Rupture of the patellar tendon after total knee arthroplasty is a
rare and debilitating complication. Proper surgical management of
this condition remains controversial. The purpose of this study
was to review the results of reconstruction of a ruptured patellar
tendon with an Achilles tendon allograft following total knee arthroplasty.
We reviewed our experience with the use of a fresh-frozen Achilles
tendon allograft with an attached calcaneal bone graft to restore
extensor function in nine patients with patellar tendon rupture
following total knee arthroplasty (five primary and four revision).
All patients were examined clinically and radiographically at an
average of twenty-eight months.
The average knee and functional scores improved from 26 and 14
points, respectively, before the surgery to 81 and 53 points after
the surgery. The average extensor lag decreased from 44°
preoperatively to 3° postoperatively, and the average range
of motion of the knee increased from 88° to 107°.

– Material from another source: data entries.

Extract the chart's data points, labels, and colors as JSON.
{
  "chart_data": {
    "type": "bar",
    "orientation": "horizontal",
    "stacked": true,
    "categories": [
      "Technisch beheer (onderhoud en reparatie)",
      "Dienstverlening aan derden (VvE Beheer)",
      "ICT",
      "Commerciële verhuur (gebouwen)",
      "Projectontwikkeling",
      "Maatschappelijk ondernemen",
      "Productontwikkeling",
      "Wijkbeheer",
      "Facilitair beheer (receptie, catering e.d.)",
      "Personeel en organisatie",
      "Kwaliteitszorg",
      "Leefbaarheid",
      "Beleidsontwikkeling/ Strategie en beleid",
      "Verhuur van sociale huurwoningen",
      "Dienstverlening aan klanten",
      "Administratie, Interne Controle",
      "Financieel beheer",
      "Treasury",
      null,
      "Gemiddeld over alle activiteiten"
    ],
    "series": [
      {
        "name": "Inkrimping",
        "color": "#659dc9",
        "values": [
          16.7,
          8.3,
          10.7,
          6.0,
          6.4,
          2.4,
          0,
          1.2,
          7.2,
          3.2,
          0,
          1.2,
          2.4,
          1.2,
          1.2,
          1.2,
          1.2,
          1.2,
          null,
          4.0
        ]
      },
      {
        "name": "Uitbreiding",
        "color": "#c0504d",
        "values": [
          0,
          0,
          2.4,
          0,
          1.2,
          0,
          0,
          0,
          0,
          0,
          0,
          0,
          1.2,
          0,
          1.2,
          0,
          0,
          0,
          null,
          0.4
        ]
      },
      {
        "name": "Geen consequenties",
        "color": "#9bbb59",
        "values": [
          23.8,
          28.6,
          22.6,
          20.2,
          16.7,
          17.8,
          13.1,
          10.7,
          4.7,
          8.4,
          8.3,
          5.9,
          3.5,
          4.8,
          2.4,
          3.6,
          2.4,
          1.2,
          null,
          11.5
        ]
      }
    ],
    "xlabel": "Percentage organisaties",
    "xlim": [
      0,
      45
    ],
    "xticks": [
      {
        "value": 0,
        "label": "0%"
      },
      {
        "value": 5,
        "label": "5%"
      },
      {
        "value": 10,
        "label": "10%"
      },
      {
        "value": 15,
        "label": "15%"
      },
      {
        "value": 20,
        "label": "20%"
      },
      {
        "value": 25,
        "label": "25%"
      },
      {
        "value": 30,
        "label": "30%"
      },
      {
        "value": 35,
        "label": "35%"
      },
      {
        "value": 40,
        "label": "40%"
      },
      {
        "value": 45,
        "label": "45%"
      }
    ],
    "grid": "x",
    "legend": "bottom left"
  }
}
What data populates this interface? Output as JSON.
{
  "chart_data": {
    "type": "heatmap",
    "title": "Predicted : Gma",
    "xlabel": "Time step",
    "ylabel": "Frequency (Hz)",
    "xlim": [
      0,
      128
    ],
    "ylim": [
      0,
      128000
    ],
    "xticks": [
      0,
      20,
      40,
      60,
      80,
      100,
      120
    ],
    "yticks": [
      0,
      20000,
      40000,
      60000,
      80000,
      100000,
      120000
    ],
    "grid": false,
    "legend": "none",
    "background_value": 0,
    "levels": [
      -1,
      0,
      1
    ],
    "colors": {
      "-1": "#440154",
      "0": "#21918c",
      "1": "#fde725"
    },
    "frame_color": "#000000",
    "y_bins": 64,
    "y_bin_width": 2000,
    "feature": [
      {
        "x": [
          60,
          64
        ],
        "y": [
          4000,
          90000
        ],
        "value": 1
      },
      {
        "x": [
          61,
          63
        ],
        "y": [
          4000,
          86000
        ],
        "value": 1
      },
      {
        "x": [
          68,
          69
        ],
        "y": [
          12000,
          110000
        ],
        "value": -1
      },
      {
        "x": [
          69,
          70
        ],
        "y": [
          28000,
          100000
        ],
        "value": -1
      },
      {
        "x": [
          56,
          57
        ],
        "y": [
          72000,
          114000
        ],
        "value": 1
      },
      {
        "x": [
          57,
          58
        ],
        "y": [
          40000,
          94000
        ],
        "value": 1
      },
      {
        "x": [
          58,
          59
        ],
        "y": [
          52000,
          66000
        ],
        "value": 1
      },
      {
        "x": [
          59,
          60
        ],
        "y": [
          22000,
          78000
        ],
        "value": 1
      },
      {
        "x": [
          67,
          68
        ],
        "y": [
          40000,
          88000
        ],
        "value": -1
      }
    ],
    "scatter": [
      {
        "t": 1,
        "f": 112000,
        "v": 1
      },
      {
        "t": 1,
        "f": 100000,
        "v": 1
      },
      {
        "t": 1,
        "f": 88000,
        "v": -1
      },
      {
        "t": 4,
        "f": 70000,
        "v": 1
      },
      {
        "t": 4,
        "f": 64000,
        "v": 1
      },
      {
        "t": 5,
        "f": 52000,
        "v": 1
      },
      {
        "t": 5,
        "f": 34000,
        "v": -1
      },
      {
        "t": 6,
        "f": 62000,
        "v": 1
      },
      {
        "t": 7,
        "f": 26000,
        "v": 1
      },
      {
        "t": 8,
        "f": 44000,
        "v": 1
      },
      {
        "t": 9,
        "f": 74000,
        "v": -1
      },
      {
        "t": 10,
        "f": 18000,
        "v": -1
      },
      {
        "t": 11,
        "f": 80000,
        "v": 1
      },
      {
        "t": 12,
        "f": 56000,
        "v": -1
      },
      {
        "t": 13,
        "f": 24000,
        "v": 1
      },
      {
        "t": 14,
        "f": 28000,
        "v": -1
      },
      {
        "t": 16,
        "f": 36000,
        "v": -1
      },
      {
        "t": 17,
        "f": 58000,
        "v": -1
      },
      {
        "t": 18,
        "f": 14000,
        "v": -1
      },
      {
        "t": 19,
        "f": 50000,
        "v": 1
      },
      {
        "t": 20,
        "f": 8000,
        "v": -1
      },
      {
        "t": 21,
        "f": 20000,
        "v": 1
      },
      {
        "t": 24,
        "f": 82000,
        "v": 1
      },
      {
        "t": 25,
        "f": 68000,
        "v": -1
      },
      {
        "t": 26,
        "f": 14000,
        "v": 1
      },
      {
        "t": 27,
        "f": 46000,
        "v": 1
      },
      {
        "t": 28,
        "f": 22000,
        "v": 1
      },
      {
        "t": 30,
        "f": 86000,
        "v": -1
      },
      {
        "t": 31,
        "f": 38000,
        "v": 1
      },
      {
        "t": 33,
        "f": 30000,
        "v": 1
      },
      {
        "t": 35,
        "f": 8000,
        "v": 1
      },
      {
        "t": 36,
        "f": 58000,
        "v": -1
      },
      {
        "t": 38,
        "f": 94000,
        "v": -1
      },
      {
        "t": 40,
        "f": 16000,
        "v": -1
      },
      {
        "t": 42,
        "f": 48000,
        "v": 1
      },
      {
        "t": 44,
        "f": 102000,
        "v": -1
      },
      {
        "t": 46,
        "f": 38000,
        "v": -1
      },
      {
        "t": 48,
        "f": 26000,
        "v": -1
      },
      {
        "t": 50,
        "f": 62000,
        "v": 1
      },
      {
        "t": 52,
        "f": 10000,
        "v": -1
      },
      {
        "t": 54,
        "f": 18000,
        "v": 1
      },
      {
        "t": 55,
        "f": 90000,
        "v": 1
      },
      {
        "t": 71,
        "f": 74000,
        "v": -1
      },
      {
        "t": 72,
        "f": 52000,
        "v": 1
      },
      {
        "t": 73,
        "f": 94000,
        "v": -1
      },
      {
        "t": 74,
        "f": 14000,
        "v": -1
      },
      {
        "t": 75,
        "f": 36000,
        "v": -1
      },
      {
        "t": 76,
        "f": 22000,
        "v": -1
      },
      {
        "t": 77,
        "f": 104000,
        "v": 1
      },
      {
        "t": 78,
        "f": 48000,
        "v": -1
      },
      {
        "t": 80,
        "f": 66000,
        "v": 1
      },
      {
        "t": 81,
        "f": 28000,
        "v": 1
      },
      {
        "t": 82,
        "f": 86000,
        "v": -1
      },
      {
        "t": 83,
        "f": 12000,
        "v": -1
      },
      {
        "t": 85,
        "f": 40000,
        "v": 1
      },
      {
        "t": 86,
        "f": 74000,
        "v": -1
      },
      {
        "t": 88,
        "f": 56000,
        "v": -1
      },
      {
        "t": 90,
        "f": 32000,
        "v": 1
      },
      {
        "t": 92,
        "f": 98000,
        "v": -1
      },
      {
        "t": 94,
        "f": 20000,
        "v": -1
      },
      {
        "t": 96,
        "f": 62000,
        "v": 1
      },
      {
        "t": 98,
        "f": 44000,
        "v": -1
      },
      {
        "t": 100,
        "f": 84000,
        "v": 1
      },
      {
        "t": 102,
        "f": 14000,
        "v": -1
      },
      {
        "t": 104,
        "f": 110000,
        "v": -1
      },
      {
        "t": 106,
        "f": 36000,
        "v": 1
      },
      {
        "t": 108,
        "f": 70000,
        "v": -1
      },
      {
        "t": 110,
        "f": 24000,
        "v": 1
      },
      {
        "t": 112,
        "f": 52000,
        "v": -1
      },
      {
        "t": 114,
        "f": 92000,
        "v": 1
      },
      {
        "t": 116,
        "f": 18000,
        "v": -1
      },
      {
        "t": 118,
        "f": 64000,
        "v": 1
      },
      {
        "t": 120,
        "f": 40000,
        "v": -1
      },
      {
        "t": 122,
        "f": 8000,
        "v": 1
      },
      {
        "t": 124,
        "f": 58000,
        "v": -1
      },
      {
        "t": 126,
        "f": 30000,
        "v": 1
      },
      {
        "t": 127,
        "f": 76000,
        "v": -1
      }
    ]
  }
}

Two grafts failed in the early postoperative period. Both were repaired
successfully. Radiographs showed an average proximal patellar migration
of 17.8 mm, which did not appear to affect extensor function.
This short-term follow-up study showed that once an Achilles allograft
has healed, it can serve as a reliable reconstruction of a ruptured
patellar tendon following total knee arthroplasty. This technique
may be particularly suited for patients in whom the extensor mechanism
was compromised by multiple prior operations. Continued follow-up
is necessary to determine the long-term durability of these results.